Hi. Thanks for your work. The code works in single GPU training but when I try to run in multiple GPUs mode I got an error.

The command I run:

python3 projects/WSL/tools/train_net.py --num-gpus 2 --config-file projects/WSL/configs/PascalVOC-Detection/oicr_WSR_101_DC5_1x.yaml OUTPUT_DIR output/oicr_WSR_101_DC5_VOC07_`date +'%Y-%m-%d_%H-%M-%S'`

The error message:

-- Process 1 terminated with the following error:
Traceback (most recent call last):
  File "/home/anaconda3/envs/detectron2/lib/python3.6/site-packages/torch/multiprocessing/spawn.py", line 20, in _wrap
    fn(i, *args)
  File "/home/anaconda3/envs/detectron2/lib/python3.6/site-packages/detectron2/engine/launch.py", line 94, in _distributed_worker
    main_func(*args)
  File "/home/projects/DRN-WSOD-pytorch/projects/WSL/tools/train_net.py", line 243, in main
    return trainer.train()
  File "/home/anaconda3/envs/detectron2/lib/python3.6/site-packages/detectron2/engine/defaults.py", line 399, in train
    super().train(self.start_iter, self.max_iter)
  File "/home/anaconda3/envs/detectron2/lib/python3.6/site-packages/detectron2/engine/train_loop.py", line 140, in train
    self.run_step()
  File "/home/projects/DRN-WSOD-pytorch/projects/WSL/tools/train_net.py", line 88, in run_step
    loss_dict = self.model(data)
  File "/home/anaconda3/envs/detectron2/lib/python3.6/site-packages/torch/nn/modules/module.py", line 722, in _call_impl
    result = self.forward(*input, **kwargs)
  File "/home/anaconda3/envs/detectron2/lib/python3.6/site-packages/torch/nn/parallel/distributed.py", line 528, in forward
    self.reducer.prepare_for_backward([])
RuntimeError: Expected to have finished reduction in the prior iteration before starting a new one.
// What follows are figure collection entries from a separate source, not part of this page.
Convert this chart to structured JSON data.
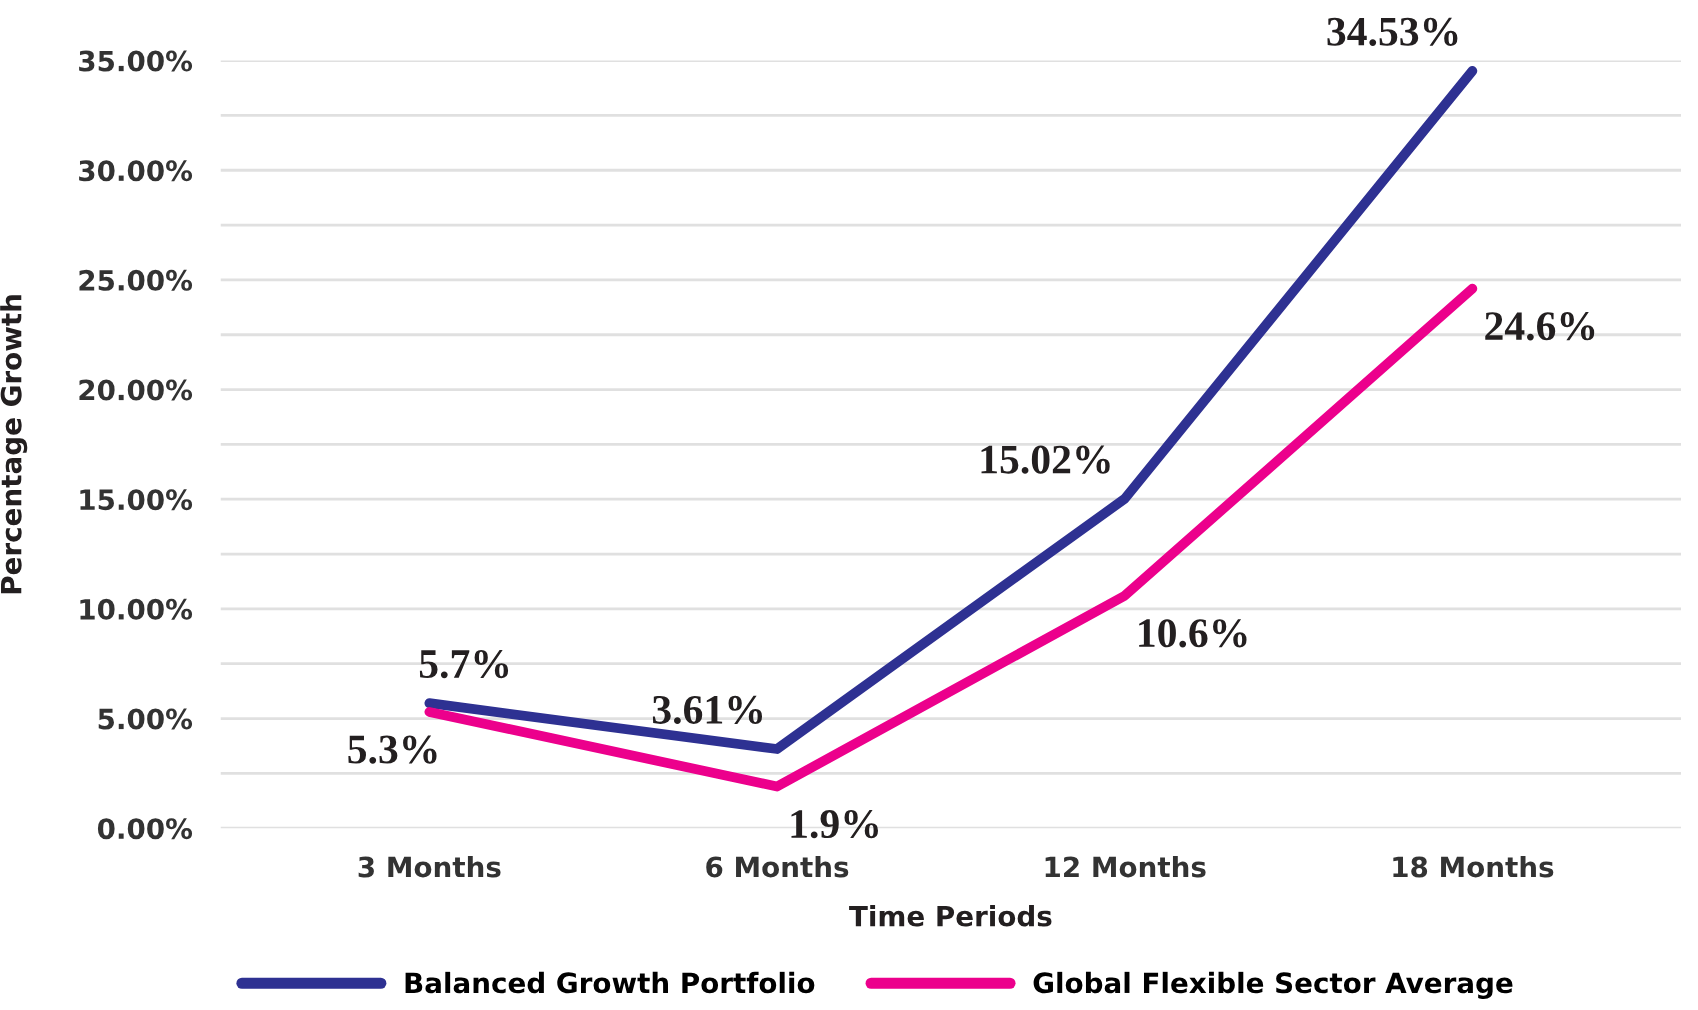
{
  "chart_data": {
    "type": "line",
    "xlabel": "Time Periods",
    "ylabel": "Percentage Growth",
    "categories": [
      "3 Months",
      "6 Months",
      "12 Months",
      "18 Months"
    ],
    "series": [
      {
        "name": "Balanced Growth Portfolio",
        "color": "#2e3192",
        "values": [
          5.7,
          3.61,
          15.02,
          34.53
        ],
        "value_labels": [
          "5.7%",
          "3.61%",
          "15.02%",
          "34.53%"
        ]
      },
      {
        "name": "Global Flexible Sector Average",
        "color": "#ec008c",
        "values": [
          5.3,
          1.9,
          10.6,
          24.6
        ],
        "value_labels": [
          "5.3%",
          "1.9%",
          "10.6%",
          "24.6%"
        ]
      }
    ],
    "ylim": [
      0,
      35
    ],
    "yticks": [
      {
        "value": 0,
        "label": "0.00%"
      },
      {
        "value": 2.5,
        "label": null
      },
      {
        "value": 5,
        "label": "5.00%"
      },
      {
        "value": 7.5,
        "label": null
      },
      {
        "value": 10,
        "label": "10.00%"
      },
      {
        "value": 12.5,
        "label": null
      },
      {
        "value": 15,
        "label": "15.00%"
      },
      {
        "value": 17.5,
        "label": null
      },
      {
        "value": 20,
        "label": "20.00%"
      },
      {
        "value": 22.5,
        "label": null
      },
      {
        "value": 25,
        "label": "25.00%"
      },
      {
        "value": 27.5,
        "label": null
      },
      {
        "value": 30,
        "label": "30.00%"
      },
      {
        "value": 32.5,
        "label": null
      },
      {
        "value": 35,
        "label": "35.00%"
      }
    ],
    "grid": "y",
    "legend": "bottom",
    "marker": "none",
    "line_style": "solid"
  }
}
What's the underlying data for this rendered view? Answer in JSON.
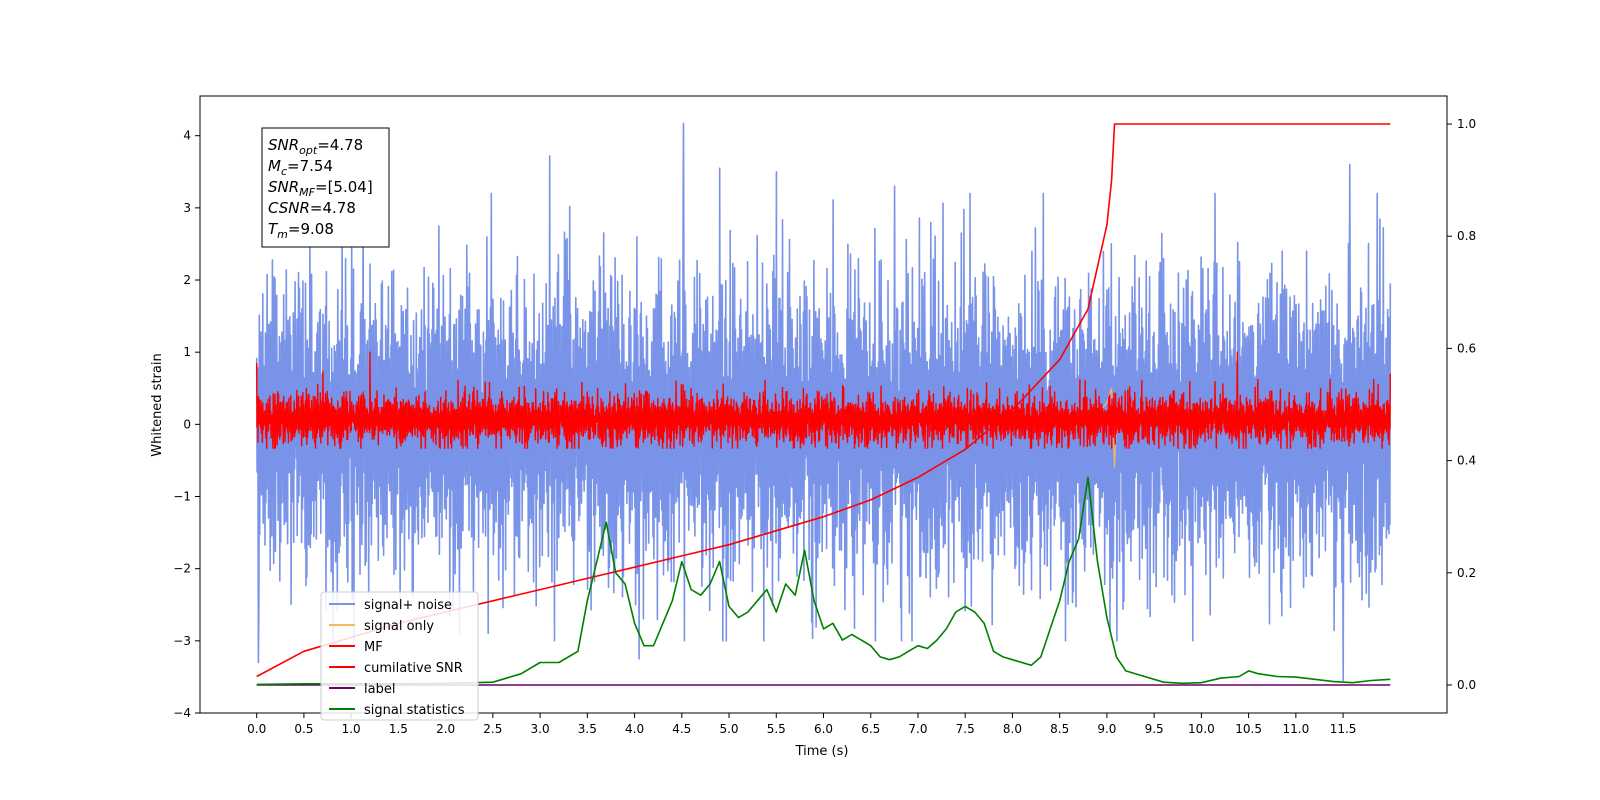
{
  "chart_data": {
    "type": "line",
    "xlabel": "Time (s)",
    "ylabel": "Whitened strain",
    "xlim": [
      -0.6,
      12.6
    ],
    "ylim": [
      -4.0,
      4.55
    ],
    "ylim_right": [
      -0.05,
      1.05
    ],
    "x_ticks": [
      0.0,
      0.5,
      1.0,
      1.5,
      2.0,
      2.5,
      3.0,
      3.5,
      4.0,
      4.5,
      5.0,
      5.5,
      6.0,
      6.5,
      7.0,
      7.5,
      8.0,
      8.5,
      9.0,
      9.5,
      10.0,
      10.5,
      11.0,
      11.5
    ],
    "x_tick_labels": [
      "0.0",
      "0.5",
      "1.0",
      "1.5",
      "2.0",
      "2.5",
      "3.0",
      "3.5",
      "4.0",
      "4.5",
      "5.0",
      "5.5",
      "6.0",
      "6.5",
      "7.0",
      "7.5",
      "8.0",
      "8.5",
      "9.0",
      "9.5",
      "10.0",
      "10.5",
      "11.0",
      "11.5"
    ],
    "y_ticks": [
      -4,
      -3,
      -2,
      -1,
      0,
      1,
      2,
      3,
      4
    ],
    "y_tick_labels": [
      "−4",
      "−3",
      "−2",
      "−1",
      "0",
      "1",
      "2",
      "3",
      "4"
    ],
    "y_right_ticks": [
      0.0,
      0.2,
      0.4,
      0.6,
      0.8,
      1.0
    ],
    "y_right_tick_labels": [
      "0.0",
      "0.2",
      "0.4",
      "0.6",
      "0.8",
      "1.0"
    ],
    "grid": false,
    "legend_position": "lower-left",
    "annotation": {
      "lines": [
        {
          "name": "SNR",
          "sub": "opt",
          "value": "=4.78"
        },
        {
          "name": "M",
          "sub": "c",
          "value": "=7.54"
        },
        {
          "name": "SNR",
          "sub": "MF",
          "value": "=[5.04]"
        },
        {
          "name": "CSNR",
          "sub": "",
          "value": "=4.78"
        },
        {
          "name": "T",
          "sub": "m",
          "value": "=9.08"
        }
      ]
    },
    "series": [
      {
        "name": "signal+ noise",
        "axis": "left",
        "color": "#7893e8",
        "x_range": [
          0.0,
          12.0
        ],
        "envelope_typical": [
          -1.5,
          1.5
        ],
        "extreme_spikes": [
          {
            "x": 0.02,
            "y": -3.3
          },
          {
            "x": 4.52,
            "y": 4.17
          },
          {
            "x": 3.1,
            "y": 3.72
          },
          {
            "x": 11.57,
            "y": 3.6
          },
          {
            "x": 11.5,
            "y": -3.55
          },
          {
            "x": 5.5,
            "y": 3.5
          },
          {
            "x": 4.05,
            "y": -3.25
          },
          {
            "x": 4.9,
            "y": 3.55
          },
          {
            "x": 6.75,
            "y": 3.3
          }
        ]
      },
      {
        "name": "signal only",
        "axis": "left",
        "color": "#f5b95c",
        "x": [
          0.0,
          8.5,
          8.9,
          9.0,
          9.05,
          9.08,
          9.1,
          12.0
        ],
        "y": [
          0.0,
          0.02,
          0.15,
          0.3,
          0.5,
          -0.6,
          0.0,
          0.0
        ]
      },
      {
        "name": "MF",
        "axis": "left",
        "color": "#ff0000",
        "x_range": [
          0.0,
          12.0
        ],
        "envelope_typical": [
          -0.3,
          0.5
        ],
        "start_value": 0.85,
        "spikes": [
          {
            "x": 1.2,
            "y": 1.0
          },
          {
            "x": 10.38,
            "y": 1.0
          },
          {
            "x": 0.7,
            "y": 0.73
          },
          {
            "x": 12.0,
            "y": 0.7
          }
        ]
      },
      {
        "name": "cumilative SNR",
        "axis": "right",
        "color": "#ff0000",
        "x": [
          0.0,
          0.5,
          1.0,
          1.5,
          2.0,
          2.5,
          3.0,
          3.5,
          4.0,
          4.5,
          5.0,
          5.5,
          6.0,
          6.5,
          7.0,
          7.5,
          8.0,
          8.5,
          8.8,
          9.0,
          9.05,
          9.08,
          12.0
        ],
        "y": [
          0.015,
          0.06,
          0.085,
          0.11,
          0.13,
          0.15,
          0.17,
          0.19,
          0.21,
          0.23,
          0.25,
          0.275,
          0.3,
          0.33,
          0.37,
          0.42,
          0.49,
          0.58,
          0.67,
          0.82,
          0.9,
          1.0,
          1.0
        ]
      },
      {
        "name": "label",
        "axis": "right",
        "color": "#6a006a",
        "x": [
          0.0,
          12.0
        ],
        "y": [
          0.0,
          0.0
        ]
      },
      {
        "name": "signal statistics",
        "axis": "right",
        "color": "#008000",
        "x": [
          0.0,
          0.5,
          1.0,
          1.5,
          2.0,
          2.5,
          2.8,
          3.0,
          3.2,
          3.4,
          3.5,
          3.6,
          3.7,
          3.8,
          3.9,
          4.0,
          4.1,
          4.2,
          4.3,
          4.4,
          4.5,
          4.6,
          4.7,
          4.8,
          4.9,
          5.0,
          5.1,
          5.2,
          5.3,
          5.4,
          5.5,
          5.6,
          5.7,
          5.8,
          5.9,
          6.0,
          6.1,
          6.2,
          6.3,
          6.4,
          6.5,
          6.6,
          6.7,
          6.8,
          6.9,
          7.0,
          7.1,
          7.2,
          7.3,
          7.4,
          7.5,
          7.6,
          7.7,
          7.8,
          7.9,
          8.0,
          8.1,
          8.2,
          8.3,
          8.4,
          8.5,
          8.6,
          8.7,
          8.8,
          8.9,
          9.0,
          9.1,
          9.2,
          9.4,
          9.6,
          9.8,
          10.0,
          10.2,
          10.4,
          10.5,
          10.6,
          10.8,
          11.0,
          11.2,
          11.4,
          11.6,
          11.8,
          12.0
        ],
        "y": [
          0.001,
          0.002,
          0.002,
          0.002,
          0.003,
          0.005,
          0.02,
          0.04,
          0.04,
          0.06,
          0.15,
          0.22,
          0.29,
          0.2,
          0.18,
          0.11,
          0.07,
          0.07,
          0.11,
          0.15,
          0.22,
          0.17,
          0.16,
          0.18,
          0.22,
          0.14,
          0.12,
          0.13,
          0.15,
          0.17,
          0.13,
          0.18,
          0.16,
          0.24,
          0.15,
          0.1,
          0.11,
          0.08,
          0.09,
          0.08,
          0.07,
          0.05,
          0.045,
          0.05,
          0.06,
          0.07,
          0.065,
          0.08,
          0.1,
          0.13,
          0.14,
          0.13,
          0.11,
          0.06,
          0.05,
          0.045,
          0.04,
          0.035,
          0.05,
          0.1,
          0.15,
          0.22,
          0.26,
          0.37,
          0.22,
          0.12,
          0.05,
          0.025,
          0.015,
          0.005,
          0.003,
          0.004,
          0.012,
          0.015,
          0.025,
          0.02,
          0.015,
          0.014,
          0.01,
          0.006,
          0.004,
          0.008,
          0.01
        ]
      }
    ]
  }
}
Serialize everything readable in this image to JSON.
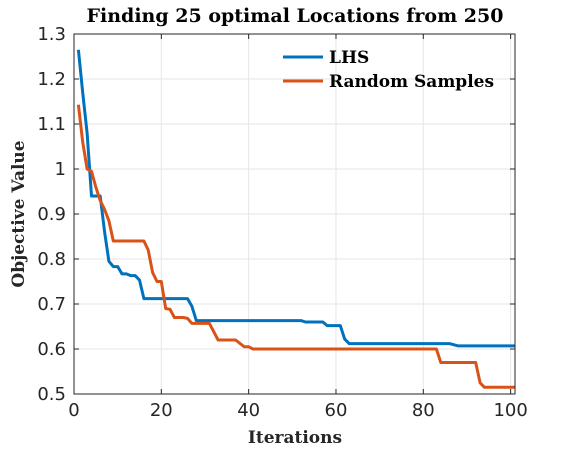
{
  "chart_data": {
    "type": "line",
    "title": "Finding 25 optimal Locations from 250",
    "xlabel": "Iterations",
    "ylabel": "Objective Value",
    "xlim": [
      0,
      101
    ],
    "ylim": [
      0.5,
      1.3
    ],
    "xticks": [
      0,
      20,
      40,
      60,
      80,
      100
    ],
    "yticks": [
      0.5,
      0.6,
      0.7,
      0.8,
      0.9,
      1,
      1.1,
      1.2,
      1.3
    ],
    "grid": true,
    "legend_position": "top-right",
    "series": [
      {
        "name": "LHS",
        "color": "#0072bd",
        "points": [
          [
            1,
            1.265
          ],
          [
            2,
            1.17
          ],
          [
            3,
            1.08
          ],
          [
            4,
            0.94
          ],
          [
            5,
            0.94
          ],
          [
            6,
            0.94
          ],
          [
            7,
            0.86
          ],
          [
            8,
            0.795
          ],
          [
            9,
            0.783
          ],
          [
            10,
            0.783
          ],
          [
            11,
            0.767
          ],
          [
            12,
            0.767
          ],
          [
            13,
            0.763
          ],
          [
            14,
            0.763
          ],
          [
            15,
            0.753
          ],
          [
            16,
            0.712
          ],
          [
            17,
            0.712
          ],
          [
            25,
            0.712
          ],
          [
            26,
            0.712
          ],
          [
            27,
            0.695
          ],
          [
            28,
            0.663
          ],
          [
            52,
            0.663
          ],
          [
            53,
            0.66
          ],
          [
            57,
            0.66
          ],
          [
            58,
            0.652
          ],
          [
            61,
            0.652
          ],
          [
            62,
            0.622
          ],
          [
            63,
            0.612
          ],
          [
            86,
            0.612
          ],
          [
            88,
            0.607
          ],
          [
            101,
            0.607
          ]
        ]
      },
      {
        "name": "Random Samples",
        "color": "#d95319",
        "points": [
          [
            1,
            1.143
          ],
          [
            2,
            1.06
          ],
          [
            3,
            1.0
          ],
          [
            4,
            0.995
          ],
          [
            5,
            0.96
          ],
          [
            6,
            0.93
          ],
          [
            7,
            0.91
          ],
          [
            8,
            0.885
          ],
          [
            9,
            0.84
          ],
          [
            16,
            0.84
          ],
          [
            17,
            0.82
          ],
          [
            18,
            0.77
          ],
          [
            19,
            0.75
          ],
          [
            20,
            0.75
          ],
          [
            21,
            0.69
          ],
          [
            22,
            0.688
          ],
          [
            23,
            0.67
          ],
          [
            25,
            0.67
          ],
          [
            26,
            0.668
          ],
          [
            27,
            0.657
          ],
          [
            31,
            0.657
          ],
          [
            33,
            0.62
          ],
          [
            37,
            0.62
          ],
          [
            39,
            0.605
          ],
          [
            40,
            0.605
          ],
          [
            41,
            0.6
          ],
          [
            83,
            0.6
          ],
          [
            84,
            0.57
          ],
          [
            92,
            0.57
          ],
          [
            93,
            0.525
          ],
          [
            94,
            0.515
          ],
          [
            101,
            0.515
          ]
        ]
      }
    ]
  }
}
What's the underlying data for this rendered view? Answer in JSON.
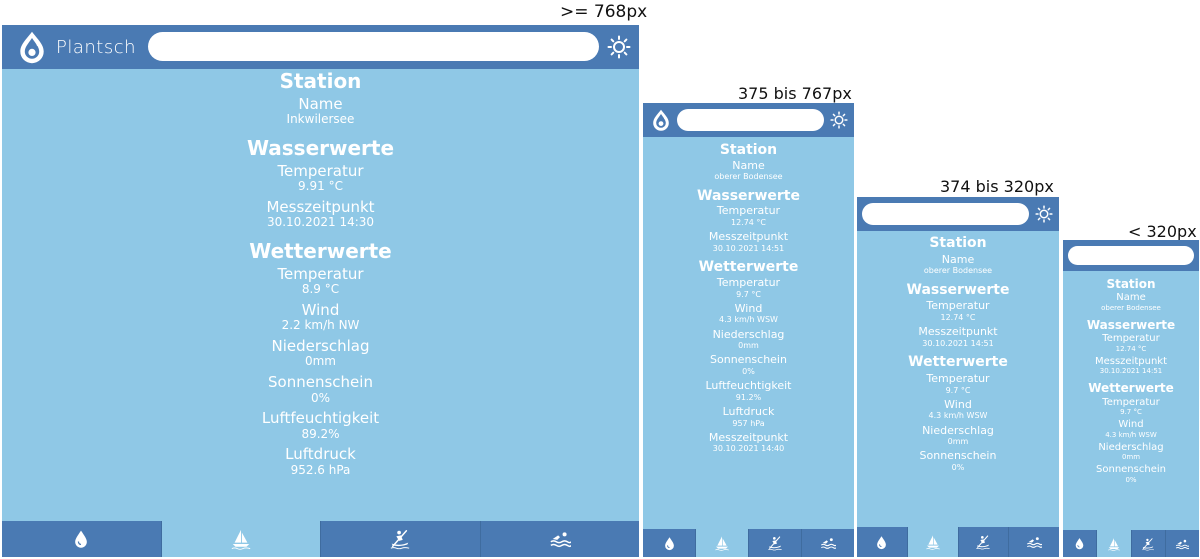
{
  "breakpoints": {
    "bp1": ">= 768px",
    "bp2": "375 bis 767px",
    "bp3": "374 bis 320px",
    "bp4": "< 320px"
  },
  "app": {
    "name": "Plantsch"
  },
  "headings": {
    "station": "Station",
    "water": "Wasserwerte",
    "weather": "Wetterwerte"
  },
  "labels": {
    "name": "Name",
    "temperature": "Temperatur",
    "measure_time": "Messzeitpunkt",
    "wind": "Wind",
    "precipitation": "Niederschlag",
    "sunshine": "Sonnenschein",
    "humidity": "Luftfeuchtigkeit",
    "pressure": "Luftdruck"
  },
  "desktop": {
    "station_name": "Inkwilersee",
    "water_temp": "9.91 °C",
    "water_time": "30.10.2021 14:30",
    "weather_temp": "8.9 °C",
    "wind": "2.2 km/h NW",
    "precip": "0mm",
    "sun": "0%",
    "humidity": "89.2%",
    "pressure": "952.6 hPa"
  },
  "mobile": {
    "station_name": "oberer Bodensee",
    "water_temp": "12.74 °C",
    "water_time": "30.10.2021 14:51",
    "weather_temp": "9.7 °C",
    "wind": "4.3 km/h WSW",
    "precip": "0mm",
    "sun": "0%",
    "humidity": "91.2%",
    "pressure": "957 hPa",
    "weather_time": "30.10.2021 14:40"
  },
  "nav": {
    "tabs": [
      {
        "icon": "water-drop-icon",
        "active": false
      },
      {
        "icon": "sailboat-icon",
        "active": true
      },
      {
        "icon": "kayak-icon",
        "active": false
      },
      {
        "icon": "swimmer-icon",
        "active": false
      }
    ]
  },
  "colors": {
    "header": "#4a7ab3",
    "background": "#8fc8e6",
    "text": "#ffffff"
  }
}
This error indicates that your module has parameters that were not used in producing loss. You can enable unused parameter detection by (1) passing the keyword argument `find_unused_parameters=True` to `torch.nn.parallel.DistributedDataParallel`; (2) making sure all `forward` function outputs participate in calculating loss. If you already have done the above two steps, then the distributed data parallel module wasn't able to locate the output tensors in the return value of your module's `forward` function. Please include the loss function and the structure of the return value of `forward` of your module when reporting this issue (e.g. list, dict, iterable).

Do you have any suggestions?

Enrit0 commented 3 years ago

Yes the log. I will also check your log.

shenyunhang commented 3 years ago

Ok, I will update a new training log later.

Enrit0 commented 3 years ago

Hi, Just an update on this issue -- Re-installing and re-building helps me solve it. Thanks.